(1930?-) Brilliant electrical engineer and founder of ARP Instruments. Pearlman graduated from Worcester Polytechnic Institute in 1948, the same year that he wrote a term paper speculating on possible designs for future music synthesizers. However, he did not go into the music business right away; after graduation he joined the electronics firm of George A. Philbrick Researches, which was doing pioneer work on pre-integrated-circuit operational amplifiers. In 1962, Pearlman and a few co-workers broke away from Philbrick and founded Nexus Research Labs. At Nexus, Pearlman did research on analog computing circuits using op amps. He designed some circuits used in NASA's Gemini and Apollo space capsules, and among his patents from that period was one for a circuit that is still used in analog synthesizer VCOs today.

The Nexus founders sold the company to Teledyne in 1967, and the proceeds of the sale made them wealthy. With time and money on his hands, Pearlman returned to his college-years interest in electronic music and began building synthesizer circuits. After two years, he had the basics of a modular synthesizer that could compete with Moog Music's offerings. He founded a new company, putting $100,000 of his own money into it and naming the company using his initials — Alan R. Pearlman. (He was nicknamed "Arp" when working at Philbrick; apparently nicknaming people based on their initials was a company fad, since the company's founder, George A. Philbrick, was known as "Gap".) ARP's first product, the Pearlman-designed 2500 modular synth, filled a hole in the marketplace at a time when Moog was having trouble keeping up with its orders, and ARP was an instant success.
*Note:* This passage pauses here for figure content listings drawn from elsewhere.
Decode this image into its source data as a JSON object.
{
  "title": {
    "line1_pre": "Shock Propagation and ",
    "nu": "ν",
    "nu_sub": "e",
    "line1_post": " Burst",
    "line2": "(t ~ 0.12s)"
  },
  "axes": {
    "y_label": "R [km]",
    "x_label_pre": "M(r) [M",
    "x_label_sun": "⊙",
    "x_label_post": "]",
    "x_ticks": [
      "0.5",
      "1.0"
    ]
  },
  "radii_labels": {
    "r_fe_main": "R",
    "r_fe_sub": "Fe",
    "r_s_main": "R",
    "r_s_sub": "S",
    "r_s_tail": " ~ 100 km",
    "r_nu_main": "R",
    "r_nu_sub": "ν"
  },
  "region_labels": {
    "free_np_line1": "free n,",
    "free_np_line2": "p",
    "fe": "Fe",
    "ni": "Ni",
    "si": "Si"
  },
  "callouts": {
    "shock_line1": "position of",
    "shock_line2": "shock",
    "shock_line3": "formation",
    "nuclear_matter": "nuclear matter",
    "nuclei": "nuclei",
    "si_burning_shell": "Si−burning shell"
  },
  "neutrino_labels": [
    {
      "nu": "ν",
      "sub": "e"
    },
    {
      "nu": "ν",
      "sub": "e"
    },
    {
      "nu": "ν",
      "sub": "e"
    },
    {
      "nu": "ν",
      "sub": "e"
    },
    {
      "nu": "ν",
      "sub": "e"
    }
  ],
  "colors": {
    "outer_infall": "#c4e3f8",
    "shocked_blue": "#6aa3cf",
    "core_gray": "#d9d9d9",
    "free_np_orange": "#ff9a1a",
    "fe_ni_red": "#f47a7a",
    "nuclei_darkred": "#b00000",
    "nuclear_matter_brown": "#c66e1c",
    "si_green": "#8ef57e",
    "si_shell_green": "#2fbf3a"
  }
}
Other successes followed in quick succession, including the Odyssey performance synth, the Omni string synth, and the 2600 semi-modular. But the company suffered from management problems; Pearlman did not want the responsibility of making day-to-day business decisions and a leadership struggle ensued. Also, Pearlman, by his own admission, did not relate well to the pop and rock musicians who were the company's main customers. (It is not true, however, that Pearlman did not listen to or play music; he was a classically trained pianist.) After the company went public in 1973 and established a board of directors, Pearlman found himself gradually being pushed out of a management role. Over his objections, ARP pursued the disastrous Avatar project that led to the company's financial collapse. When the company fell into bankruptcy in 1981, Pearlman was dismissed along with the rest of the management.

After ARP, Pearlman went into semi-retirement. He founded a software company called Selva Systems, but little info is available on the Internet about its activities. He emerged from retirement in 2003 to consult with soft synth maker Way Out Ware on the TimeWARP 2600, a soft synth which emulates the ARP 2600, and he has since consulted on other software emulations of ARP synths. As of December 2010 he is alive and well and living in Massachusetts.